The main reasons they couldn't replace me today are regulatory and implementation concerns. Governments mandate people with medical credentials in the loop, because that was a sensible thing to do for most of recent history. Hospitals aren't set up for LLMs.

I'm a psychiatry resident, which is uniquely safe and also uniquely at risk in some regards. It'll get the radiologists first, surgeons last. I'll be somewhere in the middle.

I am capable of verifying the information that SOTA LLMs provide in terms of medical advice. Almost all of it is good. Clinical medicine, outside of procedural specialties, hinges far more on factual knowledge, including that of guidelines, over having to figure things out on the fly in entirely novel situations.

Hallucinations aren't a solved problem, so if I had to replace myself with an LLM, I would probably set up a sort of democracy, with multiple models arguing to build consensus, a best of N scheme for multiple instances of a single model, with multiple rounds of grounding through search. I expect this to work very well, and if you do need to keep a human around for physical tasks or procedures, they don't have to be a highly paid doctor.

In other words, I'd be happy to go to Dr. LLM for my medical care, presuming very cheap measures are taken to stop it hallucinating.

Hmm... you think getting stuck in what appears to be a permanent loop is not terrible? Is this the behavior you'd accept from anyone working for you?

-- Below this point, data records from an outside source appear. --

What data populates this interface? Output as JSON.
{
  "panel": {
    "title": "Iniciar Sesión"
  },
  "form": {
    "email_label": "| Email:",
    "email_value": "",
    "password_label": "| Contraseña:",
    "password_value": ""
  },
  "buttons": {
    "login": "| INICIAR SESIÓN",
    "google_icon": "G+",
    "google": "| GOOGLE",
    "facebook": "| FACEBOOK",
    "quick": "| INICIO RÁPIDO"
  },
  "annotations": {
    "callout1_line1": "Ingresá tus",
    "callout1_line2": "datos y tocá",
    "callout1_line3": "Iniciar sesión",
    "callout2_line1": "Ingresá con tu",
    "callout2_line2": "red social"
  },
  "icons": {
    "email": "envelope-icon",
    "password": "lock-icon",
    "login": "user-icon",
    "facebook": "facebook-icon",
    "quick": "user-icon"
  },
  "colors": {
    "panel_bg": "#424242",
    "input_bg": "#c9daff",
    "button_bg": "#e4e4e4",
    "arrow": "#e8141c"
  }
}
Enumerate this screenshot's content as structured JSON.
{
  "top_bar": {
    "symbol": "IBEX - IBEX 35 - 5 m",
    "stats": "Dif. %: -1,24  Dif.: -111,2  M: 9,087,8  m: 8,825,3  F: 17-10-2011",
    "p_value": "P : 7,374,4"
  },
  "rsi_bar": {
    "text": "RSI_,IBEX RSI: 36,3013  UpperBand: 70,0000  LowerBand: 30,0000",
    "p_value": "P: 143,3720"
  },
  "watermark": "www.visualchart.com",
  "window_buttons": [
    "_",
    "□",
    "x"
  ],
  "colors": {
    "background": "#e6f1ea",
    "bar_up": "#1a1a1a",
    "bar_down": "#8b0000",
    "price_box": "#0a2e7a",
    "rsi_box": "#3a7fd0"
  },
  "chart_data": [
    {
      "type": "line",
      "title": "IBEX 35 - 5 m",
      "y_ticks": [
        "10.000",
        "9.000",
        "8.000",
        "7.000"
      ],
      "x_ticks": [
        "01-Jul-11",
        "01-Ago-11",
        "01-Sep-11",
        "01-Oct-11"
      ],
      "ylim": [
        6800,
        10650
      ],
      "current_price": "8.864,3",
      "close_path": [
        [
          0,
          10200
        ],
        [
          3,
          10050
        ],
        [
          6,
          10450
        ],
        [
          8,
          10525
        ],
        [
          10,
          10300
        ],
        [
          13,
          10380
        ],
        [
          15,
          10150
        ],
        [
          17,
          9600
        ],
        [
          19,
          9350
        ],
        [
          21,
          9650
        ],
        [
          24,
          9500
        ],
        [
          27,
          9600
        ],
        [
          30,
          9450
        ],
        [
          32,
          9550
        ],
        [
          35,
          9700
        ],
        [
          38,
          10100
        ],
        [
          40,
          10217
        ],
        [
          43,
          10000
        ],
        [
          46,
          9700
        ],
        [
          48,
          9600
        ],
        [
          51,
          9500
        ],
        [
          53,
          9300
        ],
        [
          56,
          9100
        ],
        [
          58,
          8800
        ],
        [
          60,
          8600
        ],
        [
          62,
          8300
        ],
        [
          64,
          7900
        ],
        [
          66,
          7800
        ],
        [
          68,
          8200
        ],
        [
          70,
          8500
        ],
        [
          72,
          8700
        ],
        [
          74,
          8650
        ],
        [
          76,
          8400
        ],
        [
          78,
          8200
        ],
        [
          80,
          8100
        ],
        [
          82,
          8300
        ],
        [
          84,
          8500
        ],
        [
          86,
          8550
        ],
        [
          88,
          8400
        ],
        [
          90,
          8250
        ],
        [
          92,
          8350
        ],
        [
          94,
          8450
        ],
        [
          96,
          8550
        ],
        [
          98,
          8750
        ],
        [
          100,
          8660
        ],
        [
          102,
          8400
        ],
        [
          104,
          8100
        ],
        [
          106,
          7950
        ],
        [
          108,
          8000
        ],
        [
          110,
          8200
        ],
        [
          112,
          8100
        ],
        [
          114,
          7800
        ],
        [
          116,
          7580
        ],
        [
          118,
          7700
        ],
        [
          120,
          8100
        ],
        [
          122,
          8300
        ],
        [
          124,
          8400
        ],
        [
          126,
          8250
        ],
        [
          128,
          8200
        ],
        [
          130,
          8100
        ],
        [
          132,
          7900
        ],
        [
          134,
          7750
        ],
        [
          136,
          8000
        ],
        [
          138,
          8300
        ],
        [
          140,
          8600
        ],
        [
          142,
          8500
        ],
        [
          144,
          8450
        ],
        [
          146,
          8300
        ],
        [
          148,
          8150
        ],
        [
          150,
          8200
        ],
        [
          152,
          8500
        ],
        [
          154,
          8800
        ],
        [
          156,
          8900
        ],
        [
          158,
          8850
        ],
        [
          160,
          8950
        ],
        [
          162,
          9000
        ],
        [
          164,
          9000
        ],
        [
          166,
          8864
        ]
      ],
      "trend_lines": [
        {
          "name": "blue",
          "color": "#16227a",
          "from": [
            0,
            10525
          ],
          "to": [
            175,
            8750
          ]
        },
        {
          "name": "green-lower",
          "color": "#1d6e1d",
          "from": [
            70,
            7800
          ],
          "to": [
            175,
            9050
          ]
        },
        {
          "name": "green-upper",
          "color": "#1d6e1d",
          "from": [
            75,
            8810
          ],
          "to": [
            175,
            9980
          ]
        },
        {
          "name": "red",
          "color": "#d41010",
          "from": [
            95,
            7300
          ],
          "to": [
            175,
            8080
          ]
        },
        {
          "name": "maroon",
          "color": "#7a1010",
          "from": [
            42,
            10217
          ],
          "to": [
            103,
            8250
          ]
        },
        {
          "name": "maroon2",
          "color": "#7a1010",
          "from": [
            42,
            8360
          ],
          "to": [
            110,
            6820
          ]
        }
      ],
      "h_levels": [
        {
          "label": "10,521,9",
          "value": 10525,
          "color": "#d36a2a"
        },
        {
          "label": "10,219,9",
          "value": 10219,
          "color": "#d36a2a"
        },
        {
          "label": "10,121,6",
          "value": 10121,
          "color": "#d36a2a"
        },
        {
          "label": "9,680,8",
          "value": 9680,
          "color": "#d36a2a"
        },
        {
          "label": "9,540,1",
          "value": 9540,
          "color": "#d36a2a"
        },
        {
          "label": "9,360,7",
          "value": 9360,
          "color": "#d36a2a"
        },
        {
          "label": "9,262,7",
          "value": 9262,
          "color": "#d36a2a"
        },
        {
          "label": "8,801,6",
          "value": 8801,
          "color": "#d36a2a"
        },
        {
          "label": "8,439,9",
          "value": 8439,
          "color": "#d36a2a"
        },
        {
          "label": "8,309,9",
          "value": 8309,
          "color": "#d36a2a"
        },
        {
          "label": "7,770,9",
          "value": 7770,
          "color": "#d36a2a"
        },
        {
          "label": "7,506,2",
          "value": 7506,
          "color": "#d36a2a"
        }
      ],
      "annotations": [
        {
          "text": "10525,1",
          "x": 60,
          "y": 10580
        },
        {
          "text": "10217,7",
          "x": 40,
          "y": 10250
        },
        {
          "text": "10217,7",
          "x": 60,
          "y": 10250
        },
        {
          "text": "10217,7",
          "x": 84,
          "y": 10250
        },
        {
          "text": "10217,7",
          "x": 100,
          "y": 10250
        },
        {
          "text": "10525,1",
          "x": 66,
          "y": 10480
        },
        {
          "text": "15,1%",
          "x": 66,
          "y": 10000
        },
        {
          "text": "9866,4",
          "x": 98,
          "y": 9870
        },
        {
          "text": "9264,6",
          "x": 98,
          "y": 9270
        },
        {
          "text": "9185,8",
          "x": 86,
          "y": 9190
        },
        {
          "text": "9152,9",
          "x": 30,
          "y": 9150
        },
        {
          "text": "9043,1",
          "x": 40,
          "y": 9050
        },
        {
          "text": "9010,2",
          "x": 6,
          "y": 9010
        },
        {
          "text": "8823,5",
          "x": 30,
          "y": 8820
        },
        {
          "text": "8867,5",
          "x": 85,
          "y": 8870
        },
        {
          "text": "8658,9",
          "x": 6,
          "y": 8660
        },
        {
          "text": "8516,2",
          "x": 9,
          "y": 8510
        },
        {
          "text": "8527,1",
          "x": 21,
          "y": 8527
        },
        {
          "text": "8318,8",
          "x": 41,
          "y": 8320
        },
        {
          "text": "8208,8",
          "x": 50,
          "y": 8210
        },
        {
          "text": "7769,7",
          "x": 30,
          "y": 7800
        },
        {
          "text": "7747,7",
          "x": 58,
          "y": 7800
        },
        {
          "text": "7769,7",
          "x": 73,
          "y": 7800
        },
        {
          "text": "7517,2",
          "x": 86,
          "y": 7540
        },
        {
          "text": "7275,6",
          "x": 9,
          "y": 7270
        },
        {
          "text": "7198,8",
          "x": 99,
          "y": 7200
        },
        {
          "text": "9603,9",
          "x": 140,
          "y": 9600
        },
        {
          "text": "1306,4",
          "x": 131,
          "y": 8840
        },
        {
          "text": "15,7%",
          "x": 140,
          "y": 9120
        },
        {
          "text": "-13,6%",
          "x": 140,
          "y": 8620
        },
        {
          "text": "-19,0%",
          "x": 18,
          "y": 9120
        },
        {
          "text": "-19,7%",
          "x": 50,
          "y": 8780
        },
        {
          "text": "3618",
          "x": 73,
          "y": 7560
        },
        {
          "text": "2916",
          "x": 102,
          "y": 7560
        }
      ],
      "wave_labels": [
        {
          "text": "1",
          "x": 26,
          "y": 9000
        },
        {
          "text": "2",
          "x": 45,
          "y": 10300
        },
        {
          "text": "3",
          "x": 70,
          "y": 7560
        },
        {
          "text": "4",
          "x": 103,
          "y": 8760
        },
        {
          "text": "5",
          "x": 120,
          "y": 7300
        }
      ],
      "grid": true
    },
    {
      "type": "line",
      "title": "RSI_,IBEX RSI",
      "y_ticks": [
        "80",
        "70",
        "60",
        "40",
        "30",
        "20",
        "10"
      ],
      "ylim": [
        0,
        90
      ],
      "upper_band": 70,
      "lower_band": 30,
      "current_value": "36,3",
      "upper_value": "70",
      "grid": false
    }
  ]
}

Given that we're testing Claude at a task it was neither designed nor trained to do, it's very much not terrible. For important tasks, it'll be trained to do them. An employer seeking to replace employees will, if they have any sense, test models for obvious flaws. For all practical use cases, LLMs don't really mode collapse these days, and in this particular case, it's more of an artifact of Claude's limited context window than an insurmountable difficulty.

The thing that keeps puzzling me about your comments is that you seem to simultaneously view ANY capacity in a task as an impressive accomplishment at the same time as you assert that AI has overwhelming general ability.

Like I said in this thread, it can take decades for AI models to progress from as bad as random chance to better than random chance. It takes far less time to go from there to human or superhuman performance. We are nowhere near the physical limits, and as I've said before, diminishing returns in absolute terms do not mean diminishing returns in value.

There's no clear reason that this has to be the limit of the answer space. Line go up... forever?

Forever? Not likely in a constrained universe. Unfortunately, the point on that line that equals human performance, or even superhuman performance, is not uniquely privileged.

All we have to do is get past that, and in many aspects, we're there. Terence Tao is on record saying that o1 is equivalent to a competent grad student in research mathematics. Once again, that's Tao, considered one of the world's best mathematicians, for his high standard of "competent".

There's also the rather bizarre fixation on LLMs - even though something like, say, an octopus is very obviously not an LLM and still has meaningful if primitive intelligence.

I'm not aware of companies spending hundreds of billions of dollars on scaling up Octopus Intelligence. LLMs are by far the most intelligent entities on this planet other than humans, and they're only getting better. I know which one I'd worry about, even if it is entirely possible that LLMs as we understand them today prove to be a dead end, and what really kicks things off is another discovery on pat with the original Transformer architecture.